Rebecca aralarındaki bir sandalyede oturmuş, beni karşılarken gülümsüyordu.

“Aman Tanrım.”

Ayağa kalktı ve yaklaştı, ifadesi sakin, gülümsemesi nazikti.

“Gelmişsin.”

Omurgamdan aşağı bir ürperti aktı. İçgüdülerim onun sadece bir azize gibi davrandığı ve huzursuz edici, tehlikeli bir kadın olduğu konusunda beni uyarıyordu.

Metin kutusunda hiçbir şey görünmüyordu, yani bu tamamen benim kendi varsayımımdı. Ama bundan emindim.

“Oturun.”

Her şeye rağmen sıradan bir öğrenci rolünü oynuyordu.

Tipik bir profesör görgü kurallarına ve protokole uyardı, ama ben onun yerine rahat tonunu yansıtmaya karar verdim.

“Gelecekte bir profesörle görüşmek isterseniz, asistanları aracılığıyla randevu için başvurun.”

Hizmetçi ve Rebecca’nın arkasındaki yaşlı adam kısa bir an için yüzlerini zorlukla gizledikleri bir öfkeyle buruşturdular. Metin kutusundaki düşünceleri bunu açıkça ortaya koyuyordu; benim prensese saygısızlık eden bir deli olduğumu düşünüyorlardı.

Ama Rebecca sadece gülümsedi.

“Özür dilerim, Profesör. O kadar meşguldüm ki zaman bulmakta zorlandım.”

“Madem bu kadar meşgulsün, doğrudan konuya gireyim. Benden ne istiyorsunuz?”

Rebecca hazırlıksız yakalanarak gözlerini kırpıştırdı, sonra yumuşak ama bilinçli bir tonda konuştu.

“İkiniz biraz dışarı çıkabilir misiniz?”

Ancak hizmetçi ve şövalye odadan çıktıktan sonra devam etti.

“Geçen gün Kaiser bana sizden bahsetti Profesör. Gerçekten olağanüstü olduğunuzu söyledi.”

“Kaiser’in iyi bir gözü var.”

“Elbette. Aslında Kaiser’in daha önce birini bu kadar övdüğünü hiç görmemiştim. Sözleri ilgimi çekti. Senin nasıl bir insan olduğunu kendim görmek istedim.”

Her ne kadar kabul etmek istemesem de sesi yatıştırıcıydı; cilalanmış yeşim taşı gibi yumuşak ve pürüzsüzdü.
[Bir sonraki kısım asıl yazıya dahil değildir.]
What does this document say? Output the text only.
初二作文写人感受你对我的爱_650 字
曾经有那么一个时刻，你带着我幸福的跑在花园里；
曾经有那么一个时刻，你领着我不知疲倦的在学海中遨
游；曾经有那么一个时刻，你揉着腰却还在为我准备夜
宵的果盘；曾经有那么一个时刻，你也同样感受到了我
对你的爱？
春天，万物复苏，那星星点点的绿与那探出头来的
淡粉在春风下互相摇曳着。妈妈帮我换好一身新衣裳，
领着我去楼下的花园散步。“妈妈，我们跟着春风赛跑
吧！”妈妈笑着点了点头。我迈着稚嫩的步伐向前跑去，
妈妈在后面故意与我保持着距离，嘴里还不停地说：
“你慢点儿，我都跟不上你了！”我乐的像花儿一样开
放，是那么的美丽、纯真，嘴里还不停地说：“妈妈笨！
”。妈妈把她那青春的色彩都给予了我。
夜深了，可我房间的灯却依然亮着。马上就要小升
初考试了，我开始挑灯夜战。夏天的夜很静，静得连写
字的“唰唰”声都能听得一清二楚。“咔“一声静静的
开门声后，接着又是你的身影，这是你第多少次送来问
“Eminim beni buraya sadece yüzüme bakmak için çağırmadınız.”

“Bu doğru. Asıl konunun etrafında dönüp duruyorum, nasıl açacağımı bilemiyorum… çünkü zaten farkında olduğunu biliyorum.”

“Dinliyorum.”

Rebecca devam etmeden önce bir nefes aldı.

“Akademide güçlü çocuklar var. Şu anda sadece eğitim gören öğrenciler olabilirler ama gelecekte kıtadaki en iyi savaşçılardan biri olacaklar. Yine de birçok eksiklikleri var… Onlar rehberliğe ihtiyacı olan çocuklar.”

“Bunu duymak çok ilginç. Anladığım kadarıyla hepiniz soylu ailelerin ya da güçlü örgütlerin mirasçılarısınız. Neyiniz eksik olabilir ki?”

Rebecca belli belirsiz gülümsedi, yüz ifadesi melankoliyle doluydu.

“Natürmort bir tablo yaratırken, ressam genellikle çürümüş tarafı çevirir, böylece görünmez olur.” Durakladı. “Profesör, duydunuz mu? Yılın başında, imparatorluk prensesi kendi canına kıydı. Güzeldi, herkes tarafından seviliyordu, zengindi ve dünyadaki en büyük gücün sahibiydi. Ve yine de… yardıma ihtiyacı varmış. Aksi takdirde kendini asmazdı.”

Hiaka Krallığı’nın prensesi bakışlarını kaldırdı ve tekrar bana baktı.

Şimdi, aklımın bir köşesinde duran soruyu sorma sırası bendeydi.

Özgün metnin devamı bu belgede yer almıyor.